Just finished up Solarwind's awesome Winged Karnstein...IMHO, one of Cusanelli's best, certainly a much different pose than many of his kits.


----------



## btbrush (Sep 20, 2010)

Mr. Cusinelli sure has got some mileage outta this young lady, much to our pleasure. I have a client/friend who's really into his work. I've done (read painted) her on a coffin, on a stone wall and now I'm finishing her sitting on a very big chair and a large bust. He's also sending me a wall relief. Delightful little damsel, eh.
Bruce


----------



## btbrush (Sep 20, 2010)

Oh BTW, beautiful work, Paul. Great fleshtones.


----------



## paulhelfrich (May 11, 2009)

btbrush said:


> Oh BTW, beautiful work, Paul. Great fleshtones.


Thanks, I appreciate it!


----------



## rkoenn (Dec 18, 2007)

Very nice painting. She is voluptuous although I don't think I'd care to meet her. You really got the colors right and she looks very realistic. I am working on the Solarwinds Thing from Another World and it was a very nice casting too. I noticed that most of their other products are women. I like women and their products look great I but don't think I'll be adding them to my display shelf.

Bob K.


----------



## John P (Sep 1, 1999)

Very nice!


----------



## Night-Owl (Mar 17, 2000)

Outstanding paint job Paul! :thumbsup:


----------



## Cro-Magnon Man (Jun 11, 2001)

Brilliant!


----------



## louspal (Sep 13, 2009)

Very nice!


----------



## wolfman66 (Feb 18, 2006)

Paul Beautiful job all around on this gal:thumbsup:


----------



## Guest (Mar 2, 2011)

Wow!

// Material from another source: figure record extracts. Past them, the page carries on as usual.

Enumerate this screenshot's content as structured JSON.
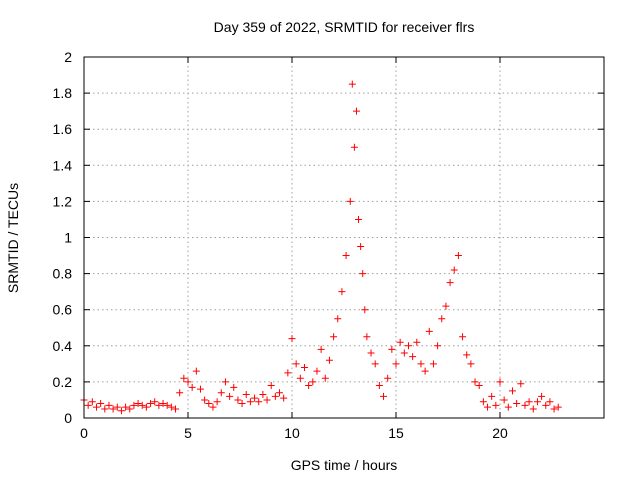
{
  "chart_data": {
    "type": "scatter",
    "title": "Day 359 of 2022, SRMTID for receiver flrs",
    "xlabel": "GPS time / hours",
    "ylabel": "SRMTID / TECUs",
    "xlim": [
      0,
      25
    ],
    "ylim": [
      0,
      2
    ],
    "xticks": [
      0,
      5,
      10,
      15,
      20
    ],
    "xtick_labels": [
      "0",
      "5",
      "10",
      "15",
      "20"
    ],
    "yticks": [
      0,
      0.2,
      0.4,
      0.6,
      0.8,
      1,
      1.2,
      1.4,
      1.6,
      1.8,
      2
    ],
    "ytick_labels": [
      "0",
      "0.2",
      "0.4",
      "0.6",
      "0.8",
      "1",
      "1.2",
      "1.4",
      "1.6",
      "1.8",
      "2"
    ],
    "grid": true,
    "marker": "+",
    "color": "#ff0000",
    "series": [
      {
        "name": "SRMTID",
        "points": [
          [
            0.0,
            0.1
          ],
          [
            0.2,
            0.07
          ],
          [
            0.4,
            0.09
          ],
          [
            0.6,
            0.06
          ],
          [
            0.8,
            0.08
          ],
          [
            1.0,
            0.05
          ],
          [
            1.2,
            0.07
          ],
          [
            1.4,
            0.05
          ],
          [
            1.6,
            0.06
          ],
          [
            1.8,
            0.04
          ],
          [
            2.0,
            0.06
          ],
          [
            2.2,
            0.05
          ],
          [
            2.4,
            0.07
          ],
          [
            2.6,
            0.08
          ],
          [
            2.8,
            0.07
          ],
          [
            3.0,
            0.06
          ],
          [
            3.2,
            0.08
          ],
          [
            3.4,
            0.09
          ],
          [
            3.6,
            0.07
          ],
          [
            3.8,
            0.08
          ],
          [
            4.0,
            0.07
          ],
          [
            4.2,
            0.06
          ],
          [
            4.4,
            0.05
          ],
          [
            4.6,
            0.14
          ],
          [
            4.8,
            0.22
          ],
          [
            5.0,
            0.2
          ],
          [
            5.2,
            0.17
          ],
          [
            5.4,
            0.26
          ],
          [
            5.6,
            0.16
          ],
          [
            5.8,
            0.1
          ],
          [
            6.0,
            0.08
          ],
          [
            6.2,
            0.06
          ],
          [
            6.4,
            0.09
          ],
          [
            6.6,
            0.14
          ],
          [
            6.8,
            0.2
          ],
          [
            7.0,
            0.12
          ],
          [
            7.2,
            0.17
          ],
          [
            7.4,
            0.1
          ],
          [
            7.6,
            0.08
          ],
          [
            7.8,
            0.13
          ],
          [
            8.0,
            0.09
          ],
          [
            8.2,
            0.11
          ],
          [
            8.4,
            0.09
          ],
          [
            8.6,
            0.13
          ],
          [
            8.8,
            0.1
          ],
          [
            9.0,
            0.18
          ],
          [
            9.2,
            0.12
          ],
          [
            9.4,
            0.14
          ],
          [
            9.6,
            0.11
          ],
          [
            9.8,
            0.25
          ],
          [
            10.0,
            0.44
          ],
          [
            10.2,
            0.3
          ],
          [
            10.4,
            0.22
          ],
          [
            10.6,
            0.28
          ],
          [
            10.8,
            0.18
          ],
          [
            11.0,
            0.2
          ],
          [
            11.2,
            0.26
          ],
          [
            11.4,
            0.38
          ],
          [
            11.6,
            0.22
          ],
          [
            11.8,
            0.32
          ],
          [
            12.0,
            0.45
          ],
          [
            12.2,
            0.55
          ],
          [
            12.4,
            0.7
          ],
          [
            12.6,
            0.9
          ],
          [
            12.8,
            1.2
          ],
          [
            12.9,
            1.85
          ],
          [
            13.0,
            1.5
          ],
          [
            13.1,
            1.7
          ],
          [
            13.2,
            1.1
          ],
          [
            13.3,
            0.95
          ],
          [
            13.4,
            0.8
          ],
          [
            13.5,
            0.6
          ],
          [
            13.6,
            0.45
          ],
          [
            13.8,
            0.36
          ],
          [
            14.0,
            0.3
          ],
          [
            14.2,
            0.18
          ],
          [
            14.4,
            0.12
          ],
          [
            14.6,
            0.22
          ],
          [
            14.8,
            0.38
          ],
          [
            15.0,
            0.3
          ],
          [
            15.2,
            0.42
          ],
          [
            15.4,
            0.36
          ],
          [
            15.6,
            0.4
          ],
          [
            15.8,
            0.34
          ],
          [
            16.0,
            0.42
          ],
          [
            16.2,
            0.3
          ],
          [
            16.4,
            0.26
          ],
          [
            16.6,
            0.48
          ],
          [
            16.8,
            0.3
          ],
          [
            17.0,
            0.4
          ],
          [
            17.2,
            0.55
          ],
          [
            17.4,
            0.62
          ],
          [
            17.6,
            0.75
          ],
          [
            17.8,
            0.82
          ],
          [
            18.0,
            0.9
          ],
          [
            18.2,
            0.45
          ],
          [
            18.4,
            0.35
          ],
          [
            18.6,
            0.3
          ],
          [
            18.8,
            0.2
          ],
          [
            19.0,
            0.18
          ],
          [
            19.2,
            0.09
          ],
          [
            19.4,
            0.06
          ],
          [
            19.6,
            0.12
          ],
          [
            19.8,
            0.07
          ],
          [
            20.0,
            0.2
          ],
          [
            20.2,
            0.1
          ],
          [
            20.4,
            0.06
          ],
          [
            20.6,
            0.15
          ],
          [
            20.8,
            0.08
          ],
          [
            21.0,
            0.19
          ],
          [
            21.2,
            0.07
          ],
          [
            21.4,
            0.09
          ],
          [
            21.6,
            0.05
          ],
          [
            21.8,
            0.09
          ],
          [
            22.0,
            0.12
          ],
          [
            22.2,
            0.07
          ],
          [
            22.4,
            0.09
          ],
          [
            22.6,
            0.05
          ],
          [
            22.8,
            0.06
          ]
        ]
      }
    ]
  }
}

Stunning! Beautiful work.


----------



## paulhelfrich (May 11, 2009)

Thanks everybody, I appreciate it! :hat:


----------



## ChrisW (Jan 1, 1970)

I hope Dave Metzner sees this - he's a big fan of the Karnstein series, and has "done" her quite a few times...

Great job!


----------



## paulhelfrich (May 11, 2009)

ChrisW said:


> I hope Dave Metzner sees this - he's a big fan of the Karnstein series, and has "done" her quite a few times...
> 
> Great job!


Well, me too! Dave certainly knows his way around girl kits.


----------